FIRSTLY, I wish a happy and healthy New Year to all readers.
These are challenging times around the world, but I enter 2023 filled with resolve and optimism that better times are on the horizon.
My first act of the working year was to hold an advice surgery in Salisbury, then I headed to London for meetings.
Urgent casework never stops, whatever the season but, from my inbox over Christmas, it is apparent that the exceptional winter pressures on the NHS are concerning a great many people.
There is no doubt that the double whammy of winter infections on top of the continuing backlog of routine procedures due to Covid has created a perfect storm.
The Government is providing historic funding for our NHS. Despite difficult financial circumstances, NHS investment has increased substantially in real terms every year since 2010.

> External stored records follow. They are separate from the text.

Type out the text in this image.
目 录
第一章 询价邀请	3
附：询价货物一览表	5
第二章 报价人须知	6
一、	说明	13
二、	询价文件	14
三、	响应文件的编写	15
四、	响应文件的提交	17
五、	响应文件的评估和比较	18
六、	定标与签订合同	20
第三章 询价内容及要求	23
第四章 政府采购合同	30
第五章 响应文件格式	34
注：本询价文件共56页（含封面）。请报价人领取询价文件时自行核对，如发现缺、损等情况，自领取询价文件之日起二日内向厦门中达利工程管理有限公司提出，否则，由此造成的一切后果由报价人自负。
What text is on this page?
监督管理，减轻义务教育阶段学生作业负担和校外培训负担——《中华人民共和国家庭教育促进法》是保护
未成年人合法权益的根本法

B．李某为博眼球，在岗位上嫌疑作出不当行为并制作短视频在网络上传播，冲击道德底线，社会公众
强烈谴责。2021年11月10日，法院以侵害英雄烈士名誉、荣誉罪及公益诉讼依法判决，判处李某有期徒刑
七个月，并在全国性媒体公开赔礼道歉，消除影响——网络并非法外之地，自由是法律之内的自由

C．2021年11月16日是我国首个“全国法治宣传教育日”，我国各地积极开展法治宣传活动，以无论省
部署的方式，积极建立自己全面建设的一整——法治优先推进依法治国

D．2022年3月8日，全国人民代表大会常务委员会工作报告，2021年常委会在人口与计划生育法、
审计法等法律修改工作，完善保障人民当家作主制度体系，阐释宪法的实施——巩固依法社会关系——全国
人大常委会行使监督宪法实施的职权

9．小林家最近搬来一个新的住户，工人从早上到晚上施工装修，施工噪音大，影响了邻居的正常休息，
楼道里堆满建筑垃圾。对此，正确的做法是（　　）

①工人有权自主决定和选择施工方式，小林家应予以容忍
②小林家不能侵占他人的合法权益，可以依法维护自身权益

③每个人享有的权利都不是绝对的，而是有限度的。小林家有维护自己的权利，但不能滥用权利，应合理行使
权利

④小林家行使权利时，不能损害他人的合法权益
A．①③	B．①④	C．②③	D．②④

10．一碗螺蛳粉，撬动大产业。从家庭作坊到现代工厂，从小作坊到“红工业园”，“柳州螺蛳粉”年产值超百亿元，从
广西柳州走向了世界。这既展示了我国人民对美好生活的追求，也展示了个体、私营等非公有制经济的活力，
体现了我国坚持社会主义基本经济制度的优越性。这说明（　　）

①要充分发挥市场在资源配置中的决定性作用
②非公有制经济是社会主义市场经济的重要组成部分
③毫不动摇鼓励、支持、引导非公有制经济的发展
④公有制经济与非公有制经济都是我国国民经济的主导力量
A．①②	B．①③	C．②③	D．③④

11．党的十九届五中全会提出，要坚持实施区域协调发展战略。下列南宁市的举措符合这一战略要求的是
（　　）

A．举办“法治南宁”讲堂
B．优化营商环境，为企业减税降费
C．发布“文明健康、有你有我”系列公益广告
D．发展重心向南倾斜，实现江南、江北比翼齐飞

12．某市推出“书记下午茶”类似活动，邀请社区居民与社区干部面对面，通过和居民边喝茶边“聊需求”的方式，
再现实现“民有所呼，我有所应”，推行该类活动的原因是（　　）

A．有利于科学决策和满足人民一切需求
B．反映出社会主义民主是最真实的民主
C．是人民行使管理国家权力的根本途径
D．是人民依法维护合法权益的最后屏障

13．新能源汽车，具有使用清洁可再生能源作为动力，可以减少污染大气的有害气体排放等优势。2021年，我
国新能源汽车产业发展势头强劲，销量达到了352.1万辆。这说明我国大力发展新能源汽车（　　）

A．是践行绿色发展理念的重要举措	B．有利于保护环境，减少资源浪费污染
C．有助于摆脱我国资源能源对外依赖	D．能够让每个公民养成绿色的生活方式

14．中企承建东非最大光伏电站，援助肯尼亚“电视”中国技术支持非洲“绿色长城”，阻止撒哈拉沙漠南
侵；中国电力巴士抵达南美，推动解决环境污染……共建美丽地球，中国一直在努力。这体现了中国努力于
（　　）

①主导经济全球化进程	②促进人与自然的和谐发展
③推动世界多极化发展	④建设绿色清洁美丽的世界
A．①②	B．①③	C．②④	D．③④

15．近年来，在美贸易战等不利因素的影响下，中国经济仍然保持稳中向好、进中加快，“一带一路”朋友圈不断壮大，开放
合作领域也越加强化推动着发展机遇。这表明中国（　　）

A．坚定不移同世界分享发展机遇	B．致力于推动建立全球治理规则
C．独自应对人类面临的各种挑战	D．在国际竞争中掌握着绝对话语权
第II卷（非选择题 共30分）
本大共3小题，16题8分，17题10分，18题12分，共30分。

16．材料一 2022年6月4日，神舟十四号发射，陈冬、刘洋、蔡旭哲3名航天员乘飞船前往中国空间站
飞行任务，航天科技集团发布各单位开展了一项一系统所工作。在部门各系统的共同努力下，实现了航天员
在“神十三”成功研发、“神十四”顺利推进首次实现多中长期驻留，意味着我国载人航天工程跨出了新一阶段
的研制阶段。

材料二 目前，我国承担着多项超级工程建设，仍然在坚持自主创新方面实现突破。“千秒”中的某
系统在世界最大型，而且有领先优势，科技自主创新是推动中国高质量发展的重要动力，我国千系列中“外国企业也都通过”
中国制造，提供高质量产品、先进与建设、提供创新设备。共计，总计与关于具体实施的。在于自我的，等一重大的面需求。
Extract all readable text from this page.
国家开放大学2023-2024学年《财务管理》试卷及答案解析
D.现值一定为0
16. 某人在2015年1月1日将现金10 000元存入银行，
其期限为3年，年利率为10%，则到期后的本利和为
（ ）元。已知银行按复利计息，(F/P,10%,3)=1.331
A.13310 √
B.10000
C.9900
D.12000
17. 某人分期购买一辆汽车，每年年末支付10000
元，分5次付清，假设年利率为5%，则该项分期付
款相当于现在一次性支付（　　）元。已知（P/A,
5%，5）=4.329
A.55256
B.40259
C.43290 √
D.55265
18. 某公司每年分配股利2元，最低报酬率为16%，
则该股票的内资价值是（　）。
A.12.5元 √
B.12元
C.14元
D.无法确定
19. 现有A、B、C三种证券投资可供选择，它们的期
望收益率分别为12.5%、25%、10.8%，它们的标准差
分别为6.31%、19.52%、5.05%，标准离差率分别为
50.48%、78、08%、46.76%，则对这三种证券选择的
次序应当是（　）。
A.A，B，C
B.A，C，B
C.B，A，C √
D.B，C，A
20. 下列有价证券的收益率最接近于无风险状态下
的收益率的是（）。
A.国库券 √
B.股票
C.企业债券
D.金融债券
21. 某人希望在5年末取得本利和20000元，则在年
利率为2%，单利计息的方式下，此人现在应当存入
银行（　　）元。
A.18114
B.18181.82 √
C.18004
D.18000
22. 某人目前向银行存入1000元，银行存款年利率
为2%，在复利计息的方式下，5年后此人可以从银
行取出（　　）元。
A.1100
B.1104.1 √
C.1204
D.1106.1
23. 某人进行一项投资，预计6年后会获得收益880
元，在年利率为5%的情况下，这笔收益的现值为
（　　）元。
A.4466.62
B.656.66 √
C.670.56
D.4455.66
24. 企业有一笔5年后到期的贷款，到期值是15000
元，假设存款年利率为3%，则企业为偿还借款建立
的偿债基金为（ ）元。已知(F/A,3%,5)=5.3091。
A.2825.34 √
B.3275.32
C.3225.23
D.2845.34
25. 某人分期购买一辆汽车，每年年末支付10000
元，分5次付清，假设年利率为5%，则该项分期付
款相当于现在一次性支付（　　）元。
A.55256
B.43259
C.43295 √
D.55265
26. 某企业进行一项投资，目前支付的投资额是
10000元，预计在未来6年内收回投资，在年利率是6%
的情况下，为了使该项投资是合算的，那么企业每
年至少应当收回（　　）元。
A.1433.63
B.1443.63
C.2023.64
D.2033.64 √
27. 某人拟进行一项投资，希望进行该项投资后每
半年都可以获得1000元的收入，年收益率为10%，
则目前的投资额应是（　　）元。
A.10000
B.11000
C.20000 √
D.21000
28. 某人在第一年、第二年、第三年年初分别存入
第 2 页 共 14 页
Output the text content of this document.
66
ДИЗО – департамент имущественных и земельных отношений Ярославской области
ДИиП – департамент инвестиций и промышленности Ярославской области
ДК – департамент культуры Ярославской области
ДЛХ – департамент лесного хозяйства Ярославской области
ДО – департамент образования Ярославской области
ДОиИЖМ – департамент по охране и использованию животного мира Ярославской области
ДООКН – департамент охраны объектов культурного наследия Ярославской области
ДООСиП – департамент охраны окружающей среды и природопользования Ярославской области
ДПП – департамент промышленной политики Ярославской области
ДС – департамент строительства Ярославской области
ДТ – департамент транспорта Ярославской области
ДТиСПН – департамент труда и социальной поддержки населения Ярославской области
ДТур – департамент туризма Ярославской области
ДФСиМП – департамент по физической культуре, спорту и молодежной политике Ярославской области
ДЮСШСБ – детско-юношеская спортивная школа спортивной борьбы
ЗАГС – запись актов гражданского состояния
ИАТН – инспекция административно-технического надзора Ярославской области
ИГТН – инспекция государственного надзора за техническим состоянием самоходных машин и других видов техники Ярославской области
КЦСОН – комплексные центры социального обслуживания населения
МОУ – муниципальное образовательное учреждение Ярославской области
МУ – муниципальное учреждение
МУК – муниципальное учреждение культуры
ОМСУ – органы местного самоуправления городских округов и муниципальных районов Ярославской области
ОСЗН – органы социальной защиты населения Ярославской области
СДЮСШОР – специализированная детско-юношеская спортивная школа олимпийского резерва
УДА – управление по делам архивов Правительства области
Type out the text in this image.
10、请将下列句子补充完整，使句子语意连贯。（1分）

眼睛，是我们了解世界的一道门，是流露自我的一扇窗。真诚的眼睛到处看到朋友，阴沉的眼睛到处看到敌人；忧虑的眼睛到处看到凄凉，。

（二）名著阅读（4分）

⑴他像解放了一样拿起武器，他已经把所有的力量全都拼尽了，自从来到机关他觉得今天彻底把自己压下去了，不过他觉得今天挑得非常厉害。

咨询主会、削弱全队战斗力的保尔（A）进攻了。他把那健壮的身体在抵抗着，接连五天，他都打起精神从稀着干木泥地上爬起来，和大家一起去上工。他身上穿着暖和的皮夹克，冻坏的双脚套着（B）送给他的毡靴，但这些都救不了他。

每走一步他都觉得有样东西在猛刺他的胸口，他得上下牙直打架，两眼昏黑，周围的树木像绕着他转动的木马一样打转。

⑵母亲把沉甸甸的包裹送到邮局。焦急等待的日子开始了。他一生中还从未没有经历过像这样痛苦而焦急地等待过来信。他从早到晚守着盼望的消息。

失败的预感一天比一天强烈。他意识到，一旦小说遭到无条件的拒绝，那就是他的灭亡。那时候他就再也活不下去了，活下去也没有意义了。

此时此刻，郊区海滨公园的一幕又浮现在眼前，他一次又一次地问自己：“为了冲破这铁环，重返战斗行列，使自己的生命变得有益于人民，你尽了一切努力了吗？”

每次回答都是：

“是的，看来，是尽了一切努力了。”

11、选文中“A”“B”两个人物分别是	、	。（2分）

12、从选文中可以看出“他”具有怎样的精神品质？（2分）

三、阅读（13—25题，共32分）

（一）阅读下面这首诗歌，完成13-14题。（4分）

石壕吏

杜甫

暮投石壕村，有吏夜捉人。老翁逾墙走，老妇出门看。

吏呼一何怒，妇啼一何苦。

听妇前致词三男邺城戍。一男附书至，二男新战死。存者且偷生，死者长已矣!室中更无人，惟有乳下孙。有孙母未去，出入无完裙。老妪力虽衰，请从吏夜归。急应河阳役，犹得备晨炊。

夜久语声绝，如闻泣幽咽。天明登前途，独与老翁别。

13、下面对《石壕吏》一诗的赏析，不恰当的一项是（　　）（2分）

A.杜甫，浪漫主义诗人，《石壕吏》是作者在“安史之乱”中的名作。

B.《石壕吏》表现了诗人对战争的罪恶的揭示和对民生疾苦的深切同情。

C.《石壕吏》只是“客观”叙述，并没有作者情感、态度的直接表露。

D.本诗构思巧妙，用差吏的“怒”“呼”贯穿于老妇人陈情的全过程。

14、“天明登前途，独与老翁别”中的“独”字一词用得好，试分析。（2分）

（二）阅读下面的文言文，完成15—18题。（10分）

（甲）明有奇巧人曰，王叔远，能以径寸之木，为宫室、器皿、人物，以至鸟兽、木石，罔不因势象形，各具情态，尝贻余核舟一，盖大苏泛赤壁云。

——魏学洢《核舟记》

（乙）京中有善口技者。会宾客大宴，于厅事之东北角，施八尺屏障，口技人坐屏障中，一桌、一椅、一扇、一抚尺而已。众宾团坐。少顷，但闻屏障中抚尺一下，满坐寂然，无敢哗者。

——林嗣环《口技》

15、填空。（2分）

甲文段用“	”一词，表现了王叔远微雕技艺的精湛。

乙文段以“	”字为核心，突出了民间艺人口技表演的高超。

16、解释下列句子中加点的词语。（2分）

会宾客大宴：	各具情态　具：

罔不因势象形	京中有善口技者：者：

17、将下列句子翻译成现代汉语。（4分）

And the Chancellor recently made a number of additional spending commitments, making available £8 billion of extra funding for the NHS and adult social care in England.
But, in making sure that taxpayers’ money does the most possible good on the front line, there is much to learn from the examples of those health trusts that have come up with innovative ways of working and have done brilliantly at clearing their pandemic backlogs.
Where some NHS hospitals are faring significantly better than most through the onslaught of winter bugs, their success is clearly not down to funding alone.
Examples of best practice need to be shared and adopted with an open mind as a matter of urgency in order to make possible rapid action to improve emergency, elective treatment and primary care performance.
The Government will also make available up to £4.7 billion in 2024-25 to put the adult social care system in England on a stronger financial footing and improve care for many of the most vulnerable in our society.
This includes £1 billion to directly support discharges from hospital into the community, to support the NHS.
It is clear that we need the NHS more than ever, and I believe the Government is committed to doing whatever it takes to invest in our health and public services.